Tables#

The next cell has some “boiler plate” code. You’ll find it at the top of all notebooks in CS 104. Always run this cell. It sets up our notebook environment to have access to the libraries and resources used in the rest of the code.

from datascience import *
from cs104 import *
import numpy as np

%matplotlib inline

1. Python Review#

Expressions#

Expressions are typically pieces of code that are self-contained and usually evaluate to a value.

24
24
24 * 7
168
24 * 60 * (60 + 5 - 3 * 2)
84960
# two to the power of four: 2 * 2 * 2 * 2
2 ** 4
16
# a hashtag starts a comment 
# comments allow us to make notes to ourselves and other humans
# but they are ignored by the computer
'hello'
'hello'

Variables#

Variables hold values for us. We assign a value to a variable with an assignment statement. An assignment statement computes the value on the right hand side of = and changes the meaning of the name to the left of the = symbol to be that value

Naming rules: letters, numbers, underscores; case sensitive; start with letter usually

Calculate the number of seconds in a year.

60 * 60 * 24 * 365
31536000
seconds_per_year = 60 * 60 * 24 * 365
seconds_per_year
31536000

Often, we want to assign intermediate steps to variables so that they’re easier to inspect and debug.

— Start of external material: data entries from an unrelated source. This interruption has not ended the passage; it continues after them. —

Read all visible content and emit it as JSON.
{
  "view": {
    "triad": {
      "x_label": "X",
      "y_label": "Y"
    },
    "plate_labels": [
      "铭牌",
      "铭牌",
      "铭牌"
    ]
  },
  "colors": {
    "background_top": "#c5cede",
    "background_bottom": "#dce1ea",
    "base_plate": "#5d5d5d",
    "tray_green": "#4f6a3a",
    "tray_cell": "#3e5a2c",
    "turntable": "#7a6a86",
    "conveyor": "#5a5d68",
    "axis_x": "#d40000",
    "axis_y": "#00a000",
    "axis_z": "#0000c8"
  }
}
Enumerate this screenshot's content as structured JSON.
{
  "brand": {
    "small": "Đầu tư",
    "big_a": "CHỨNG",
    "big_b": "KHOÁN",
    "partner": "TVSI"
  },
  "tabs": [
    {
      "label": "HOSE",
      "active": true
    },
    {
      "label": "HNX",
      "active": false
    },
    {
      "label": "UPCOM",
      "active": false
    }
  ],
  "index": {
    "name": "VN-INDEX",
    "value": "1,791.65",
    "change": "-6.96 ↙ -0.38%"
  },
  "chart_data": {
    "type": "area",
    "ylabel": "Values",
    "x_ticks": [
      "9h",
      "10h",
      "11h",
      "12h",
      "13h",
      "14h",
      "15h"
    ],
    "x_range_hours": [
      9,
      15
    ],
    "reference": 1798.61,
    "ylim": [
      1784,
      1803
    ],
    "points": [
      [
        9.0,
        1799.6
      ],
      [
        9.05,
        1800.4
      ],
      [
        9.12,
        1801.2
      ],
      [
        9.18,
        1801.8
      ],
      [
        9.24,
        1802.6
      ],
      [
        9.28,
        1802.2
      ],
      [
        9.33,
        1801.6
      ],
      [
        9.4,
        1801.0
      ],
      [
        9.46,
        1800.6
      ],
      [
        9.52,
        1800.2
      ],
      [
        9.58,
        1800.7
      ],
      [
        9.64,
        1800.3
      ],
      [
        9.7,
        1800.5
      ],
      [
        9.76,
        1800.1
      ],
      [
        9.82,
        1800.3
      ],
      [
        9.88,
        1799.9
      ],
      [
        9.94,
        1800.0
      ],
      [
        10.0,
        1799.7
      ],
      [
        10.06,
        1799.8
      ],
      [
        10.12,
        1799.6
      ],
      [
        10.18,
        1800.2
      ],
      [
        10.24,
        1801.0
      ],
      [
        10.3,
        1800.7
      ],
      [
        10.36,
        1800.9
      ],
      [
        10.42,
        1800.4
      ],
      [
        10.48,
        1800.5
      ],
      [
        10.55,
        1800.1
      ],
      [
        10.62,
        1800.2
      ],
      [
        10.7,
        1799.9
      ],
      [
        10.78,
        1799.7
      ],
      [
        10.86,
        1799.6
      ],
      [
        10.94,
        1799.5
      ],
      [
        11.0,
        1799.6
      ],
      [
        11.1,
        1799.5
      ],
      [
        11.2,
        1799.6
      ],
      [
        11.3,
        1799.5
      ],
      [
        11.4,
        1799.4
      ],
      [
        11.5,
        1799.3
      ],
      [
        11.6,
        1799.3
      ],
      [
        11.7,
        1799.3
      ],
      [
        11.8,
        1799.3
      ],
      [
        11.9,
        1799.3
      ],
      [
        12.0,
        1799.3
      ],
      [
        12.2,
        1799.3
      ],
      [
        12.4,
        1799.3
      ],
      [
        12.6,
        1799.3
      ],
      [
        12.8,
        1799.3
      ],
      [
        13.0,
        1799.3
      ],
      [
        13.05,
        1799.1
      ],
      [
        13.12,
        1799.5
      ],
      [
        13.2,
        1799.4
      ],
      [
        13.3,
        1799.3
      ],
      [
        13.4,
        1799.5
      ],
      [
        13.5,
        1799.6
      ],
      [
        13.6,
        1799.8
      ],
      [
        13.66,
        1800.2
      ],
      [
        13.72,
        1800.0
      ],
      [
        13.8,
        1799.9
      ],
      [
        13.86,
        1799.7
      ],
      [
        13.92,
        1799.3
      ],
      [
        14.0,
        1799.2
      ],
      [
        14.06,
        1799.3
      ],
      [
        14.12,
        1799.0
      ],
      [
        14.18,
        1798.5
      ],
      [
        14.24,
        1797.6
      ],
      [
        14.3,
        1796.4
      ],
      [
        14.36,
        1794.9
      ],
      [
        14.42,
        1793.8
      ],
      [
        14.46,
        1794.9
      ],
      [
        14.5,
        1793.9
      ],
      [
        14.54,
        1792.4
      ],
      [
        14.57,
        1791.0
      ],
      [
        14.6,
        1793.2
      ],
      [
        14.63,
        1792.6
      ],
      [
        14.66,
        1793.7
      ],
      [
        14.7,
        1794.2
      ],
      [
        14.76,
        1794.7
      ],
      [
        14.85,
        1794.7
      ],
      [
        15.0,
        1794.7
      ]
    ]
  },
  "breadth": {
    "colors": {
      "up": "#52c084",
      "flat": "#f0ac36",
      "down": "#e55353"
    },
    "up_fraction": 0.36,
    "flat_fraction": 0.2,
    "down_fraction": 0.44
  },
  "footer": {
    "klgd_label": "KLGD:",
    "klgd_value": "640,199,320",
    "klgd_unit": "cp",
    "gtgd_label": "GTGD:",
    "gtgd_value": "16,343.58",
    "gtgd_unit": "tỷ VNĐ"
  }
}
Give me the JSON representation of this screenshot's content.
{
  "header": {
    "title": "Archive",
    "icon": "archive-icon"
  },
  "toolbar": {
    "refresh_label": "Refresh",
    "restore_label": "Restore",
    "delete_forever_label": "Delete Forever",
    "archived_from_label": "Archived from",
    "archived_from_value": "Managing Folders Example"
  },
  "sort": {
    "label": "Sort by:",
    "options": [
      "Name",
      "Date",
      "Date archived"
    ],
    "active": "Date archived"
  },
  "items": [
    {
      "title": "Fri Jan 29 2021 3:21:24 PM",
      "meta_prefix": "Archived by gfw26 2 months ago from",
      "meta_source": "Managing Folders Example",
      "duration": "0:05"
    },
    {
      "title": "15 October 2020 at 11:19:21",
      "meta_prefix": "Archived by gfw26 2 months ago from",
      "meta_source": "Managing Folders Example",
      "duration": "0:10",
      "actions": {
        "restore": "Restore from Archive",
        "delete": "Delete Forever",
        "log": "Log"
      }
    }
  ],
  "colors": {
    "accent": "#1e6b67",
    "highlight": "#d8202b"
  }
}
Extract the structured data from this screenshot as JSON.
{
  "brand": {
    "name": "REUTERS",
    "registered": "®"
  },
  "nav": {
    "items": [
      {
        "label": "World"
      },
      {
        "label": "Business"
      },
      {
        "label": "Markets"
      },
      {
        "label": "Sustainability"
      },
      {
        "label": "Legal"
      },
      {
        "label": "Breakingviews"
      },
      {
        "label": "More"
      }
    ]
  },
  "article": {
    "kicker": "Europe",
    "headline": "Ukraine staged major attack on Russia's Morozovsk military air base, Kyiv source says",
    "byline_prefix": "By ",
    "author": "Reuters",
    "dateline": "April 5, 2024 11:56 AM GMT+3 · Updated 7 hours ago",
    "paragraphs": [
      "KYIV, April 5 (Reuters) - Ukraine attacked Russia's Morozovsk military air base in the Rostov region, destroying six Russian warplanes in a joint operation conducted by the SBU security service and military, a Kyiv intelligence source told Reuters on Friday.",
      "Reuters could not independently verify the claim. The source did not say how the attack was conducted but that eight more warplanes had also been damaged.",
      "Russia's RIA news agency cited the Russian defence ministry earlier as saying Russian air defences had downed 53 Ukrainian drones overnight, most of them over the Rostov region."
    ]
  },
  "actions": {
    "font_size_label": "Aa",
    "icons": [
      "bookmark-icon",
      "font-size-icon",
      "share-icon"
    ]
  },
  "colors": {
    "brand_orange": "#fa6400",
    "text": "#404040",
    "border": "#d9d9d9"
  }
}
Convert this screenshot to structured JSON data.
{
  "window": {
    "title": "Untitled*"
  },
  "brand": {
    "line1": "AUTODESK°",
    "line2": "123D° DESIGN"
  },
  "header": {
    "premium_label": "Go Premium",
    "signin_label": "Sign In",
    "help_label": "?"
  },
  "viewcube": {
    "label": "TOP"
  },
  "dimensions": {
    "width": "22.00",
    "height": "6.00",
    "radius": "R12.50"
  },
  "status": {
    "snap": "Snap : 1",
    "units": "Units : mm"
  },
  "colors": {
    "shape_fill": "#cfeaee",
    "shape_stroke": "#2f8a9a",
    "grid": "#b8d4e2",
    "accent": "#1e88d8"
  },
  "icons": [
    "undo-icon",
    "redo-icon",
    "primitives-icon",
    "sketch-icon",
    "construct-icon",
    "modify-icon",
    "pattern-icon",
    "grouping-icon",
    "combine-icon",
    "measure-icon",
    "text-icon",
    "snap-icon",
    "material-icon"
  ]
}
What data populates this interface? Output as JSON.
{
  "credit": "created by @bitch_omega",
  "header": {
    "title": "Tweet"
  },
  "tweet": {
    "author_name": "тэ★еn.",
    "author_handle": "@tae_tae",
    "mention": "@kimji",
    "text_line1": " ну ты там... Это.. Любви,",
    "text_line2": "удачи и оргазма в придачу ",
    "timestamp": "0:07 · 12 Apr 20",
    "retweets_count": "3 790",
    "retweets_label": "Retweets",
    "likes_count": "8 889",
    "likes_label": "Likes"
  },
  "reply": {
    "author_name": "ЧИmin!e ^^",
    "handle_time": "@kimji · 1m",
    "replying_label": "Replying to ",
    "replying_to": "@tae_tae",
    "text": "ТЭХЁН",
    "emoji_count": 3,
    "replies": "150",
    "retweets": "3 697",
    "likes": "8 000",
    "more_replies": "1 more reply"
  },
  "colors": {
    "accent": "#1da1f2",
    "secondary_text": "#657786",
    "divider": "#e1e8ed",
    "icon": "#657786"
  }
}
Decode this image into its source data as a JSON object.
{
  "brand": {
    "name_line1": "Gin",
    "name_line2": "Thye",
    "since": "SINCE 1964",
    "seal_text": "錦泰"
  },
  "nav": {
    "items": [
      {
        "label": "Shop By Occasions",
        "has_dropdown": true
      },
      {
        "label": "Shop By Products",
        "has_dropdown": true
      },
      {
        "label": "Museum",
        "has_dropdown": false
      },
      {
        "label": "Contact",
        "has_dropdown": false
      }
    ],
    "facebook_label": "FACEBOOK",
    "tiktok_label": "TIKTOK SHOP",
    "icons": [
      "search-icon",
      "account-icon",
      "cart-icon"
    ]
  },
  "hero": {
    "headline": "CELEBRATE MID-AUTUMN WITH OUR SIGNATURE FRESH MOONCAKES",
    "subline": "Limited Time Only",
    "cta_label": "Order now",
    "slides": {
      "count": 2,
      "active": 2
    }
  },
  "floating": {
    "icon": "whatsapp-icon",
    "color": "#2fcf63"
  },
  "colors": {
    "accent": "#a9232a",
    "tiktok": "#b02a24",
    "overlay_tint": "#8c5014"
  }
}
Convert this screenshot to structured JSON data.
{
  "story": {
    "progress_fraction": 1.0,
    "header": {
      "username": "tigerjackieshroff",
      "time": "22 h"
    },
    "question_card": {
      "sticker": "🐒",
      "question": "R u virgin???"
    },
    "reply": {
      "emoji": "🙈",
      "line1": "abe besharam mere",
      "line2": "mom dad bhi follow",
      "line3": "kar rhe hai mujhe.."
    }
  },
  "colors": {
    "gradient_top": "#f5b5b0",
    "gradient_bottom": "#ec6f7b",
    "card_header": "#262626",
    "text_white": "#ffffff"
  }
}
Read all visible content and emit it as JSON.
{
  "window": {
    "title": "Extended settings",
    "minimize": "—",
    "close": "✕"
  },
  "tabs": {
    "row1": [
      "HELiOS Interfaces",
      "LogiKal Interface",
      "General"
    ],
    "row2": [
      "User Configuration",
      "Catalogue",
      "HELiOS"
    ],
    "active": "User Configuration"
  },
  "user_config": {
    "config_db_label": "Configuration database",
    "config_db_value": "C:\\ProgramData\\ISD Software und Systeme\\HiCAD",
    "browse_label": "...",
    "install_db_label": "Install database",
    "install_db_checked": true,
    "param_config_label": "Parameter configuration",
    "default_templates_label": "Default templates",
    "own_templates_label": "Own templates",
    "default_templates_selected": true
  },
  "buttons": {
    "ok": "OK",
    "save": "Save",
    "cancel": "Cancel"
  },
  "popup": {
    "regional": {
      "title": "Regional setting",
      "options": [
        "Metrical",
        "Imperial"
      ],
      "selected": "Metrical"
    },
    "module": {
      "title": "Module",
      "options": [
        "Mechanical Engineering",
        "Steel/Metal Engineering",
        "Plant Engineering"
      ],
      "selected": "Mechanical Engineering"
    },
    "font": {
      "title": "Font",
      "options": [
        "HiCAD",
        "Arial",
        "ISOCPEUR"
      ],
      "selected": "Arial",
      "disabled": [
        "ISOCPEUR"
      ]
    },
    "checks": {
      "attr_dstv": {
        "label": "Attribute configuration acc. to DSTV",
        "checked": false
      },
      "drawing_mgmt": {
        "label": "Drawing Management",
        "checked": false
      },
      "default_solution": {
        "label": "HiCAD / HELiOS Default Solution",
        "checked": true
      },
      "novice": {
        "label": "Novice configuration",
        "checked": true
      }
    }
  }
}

seconds_per_hour = 60 * 60
hours_per_year = 24 * 365
seconds_per_year = seconds_per_hour * hours_per_year
seconds_per_year
31536000

Functions#

A function returns some value, based on its arguments.

abs(-5)
5
day_temp = 52
night_temp = 47
abs(night_temp - day_temp)
5
max(3, 4, 6, -2 , 1, 0)
6
y = max(3, 4)
y
4
round(123.456, 1)
123.5

2. Tables & Obama Gifts#

Tables are stored as CSV (Comma separated values) files. Have a look!

Now we’ll look at data about gifts given to President Obama and his family during 2010 when he was in the White House.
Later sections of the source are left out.